6. Si le requérant soutient que la décision attaquée a été prise au terme d'une procédure irrégulière faute pour la préfète de lui avoir communiqué la note d'information prévue aux articles L. 741-1 du code de l'entrée et du séjour des étrangers et du droit d'asile et aux articles L. 742-1 à L. 742-6 du même code, un tel moyen ne peut qu'être écarté dès lors que ces dispositions ne prévoient pas la remise d'une telle note à l'étranger qui sollicite l'asile en France. A supposer que l'intéressé ait entendu se prévaloir de la méconnaissance de l'article R. 741-2 du code de l'entrée et du séjour des étrangers et du droit d'asile, un tel article est seulement applicable dans le cas où l'étranger se présente en personne auprès de l'Office français de l'immigration et de l'intégration, des services de police ou de gendarmerie ou de l'administration pénitentiaire en vue de demander l'asile. Or, tel n'est pas le cas de M. B... qui a sollicité le bénéfice de l'asile auprès des services de la préfecture de police de Paris. Par suite, ce moyen ne peut qu'être écarté, ainsi que celui tiré de la méconnaissance de l'article 41 de la Charte des droits fondamentaux de l'Union européenne.

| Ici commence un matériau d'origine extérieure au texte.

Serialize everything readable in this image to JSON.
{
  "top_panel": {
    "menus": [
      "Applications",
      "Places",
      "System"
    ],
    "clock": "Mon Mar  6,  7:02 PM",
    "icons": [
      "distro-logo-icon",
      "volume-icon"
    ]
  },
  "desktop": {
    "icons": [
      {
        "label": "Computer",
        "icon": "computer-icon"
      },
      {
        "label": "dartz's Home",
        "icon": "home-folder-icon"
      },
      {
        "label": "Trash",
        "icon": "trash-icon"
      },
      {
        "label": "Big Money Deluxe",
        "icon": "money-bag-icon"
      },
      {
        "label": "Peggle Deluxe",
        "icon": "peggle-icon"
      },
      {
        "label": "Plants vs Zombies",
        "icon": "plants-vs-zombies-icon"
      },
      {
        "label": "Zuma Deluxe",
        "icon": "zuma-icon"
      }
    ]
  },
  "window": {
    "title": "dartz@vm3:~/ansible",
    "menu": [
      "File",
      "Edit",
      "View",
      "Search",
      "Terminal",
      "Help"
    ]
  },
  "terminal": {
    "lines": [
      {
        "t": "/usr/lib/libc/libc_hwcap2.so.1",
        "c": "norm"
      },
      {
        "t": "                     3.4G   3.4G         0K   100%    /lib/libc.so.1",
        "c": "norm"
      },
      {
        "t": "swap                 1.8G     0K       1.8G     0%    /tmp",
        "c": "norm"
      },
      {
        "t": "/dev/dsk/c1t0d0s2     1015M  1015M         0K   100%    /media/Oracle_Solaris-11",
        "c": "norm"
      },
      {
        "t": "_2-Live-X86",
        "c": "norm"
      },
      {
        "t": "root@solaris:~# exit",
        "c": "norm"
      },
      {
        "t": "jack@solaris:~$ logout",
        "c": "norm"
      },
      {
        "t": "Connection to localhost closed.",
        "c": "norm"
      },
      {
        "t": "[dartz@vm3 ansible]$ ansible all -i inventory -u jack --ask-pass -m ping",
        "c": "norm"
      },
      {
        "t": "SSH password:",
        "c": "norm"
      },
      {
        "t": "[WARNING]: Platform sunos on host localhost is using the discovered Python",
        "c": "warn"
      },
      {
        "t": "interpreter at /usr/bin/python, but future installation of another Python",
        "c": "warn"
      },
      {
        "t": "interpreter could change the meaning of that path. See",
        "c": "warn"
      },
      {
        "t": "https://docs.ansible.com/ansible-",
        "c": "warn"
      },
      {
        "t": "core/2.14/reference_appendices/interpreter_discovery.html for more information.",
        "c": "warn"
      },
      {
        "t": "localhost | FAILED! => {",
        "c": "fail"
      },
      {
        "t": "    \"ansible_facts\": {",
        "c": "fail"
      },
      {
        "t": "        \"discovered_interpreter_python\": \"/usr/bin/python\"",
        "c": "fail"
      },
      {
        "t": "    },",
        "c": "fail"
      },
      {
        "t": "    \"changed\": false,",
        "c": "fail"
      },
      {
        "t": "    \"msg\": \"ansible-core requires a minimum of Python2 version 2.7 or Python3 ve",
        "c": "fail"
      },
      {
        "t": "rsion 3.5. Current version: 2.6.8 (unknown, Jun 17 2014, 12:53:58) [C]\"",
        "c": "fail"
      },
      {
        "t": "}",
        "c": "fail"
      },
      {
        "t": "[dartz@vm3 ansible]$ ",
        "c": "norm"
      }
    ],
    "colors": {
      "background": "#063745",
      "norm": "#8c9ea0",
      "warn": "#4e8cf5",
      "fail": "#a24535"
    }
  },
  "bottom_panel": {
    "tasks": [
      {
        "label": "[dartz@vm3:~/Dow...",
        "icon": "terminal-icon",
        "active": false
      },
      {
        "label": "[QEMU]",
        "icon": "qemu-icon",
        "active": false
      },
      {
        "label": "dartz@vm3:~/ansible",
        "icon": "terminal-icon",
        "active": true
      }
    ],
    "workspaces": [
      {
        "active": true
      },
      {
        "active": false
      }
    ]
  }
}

7. Contrairement à ce que soutient M. B..., il ressort des termes de la décision attaquée que la préfète de la Gironde a procédé à un examen particulier de sa situation.
8. Aux termes de l'article 3 du règlement (UE) n° 604/2013 du
26 juin 2013 : " 1. Les Etats membres examinent toute demande de protection internationale présentée par un ressortissant de pays tiers ou par un apatride sur le territoire de l'un quelconque d'entre eux (...). La demande est examinée par un seul Etat membre, qui est celui que les critères énoncés au chapitre III désignent comme responsable (...) 2. Lorsqu'il est impossible de transférer un demandeur vers l'Etat membre initialement désigné comme responsable parce qu'il y a de sérieuses raisons de croire qu'il existe dans cet Etat membre des défaillances systémiques dans la procédure d'asile et les conditions d'accueil des demandeurs, qui entrainent un risque de traitement inhumain ou dégradant au sens de l'article 4 de la charte des droits fondamentaux de l'Union européenne, l'Etat membre procédant à la détermination de l'Etat membre responsable poursuit l'examen des critères énoncés au chapitre III afin d'établir si un autre Etat membre peut être désigné comme responsable ". L'article 17 du même texte prévoit : " 1. Par dérogation à l'article 3, paragraphe 1, chaque Etat membre peut décider d'examiner une demande de protection internationale qui lui est présentée par un ressortissant de pays tiers ou un apatride, même si cet examen ne lui incombe pas en vertu des critères fixés dans le présent règlement. / L'Etat membre qui décide d'examiner une demande de protection internationale en vertu du présent paragraphe devient l'Etat membre responsable et assume les obligations qui sont liées à cette responsabilité. (...) ". Aux termes de l'article 3 de la convention européenne de sauvegarde des droits de l'homme et des libertés fondamentales : " Nul ne peut être soumis à la torture ni à des peines ou traitements inhumains ou dégradants ".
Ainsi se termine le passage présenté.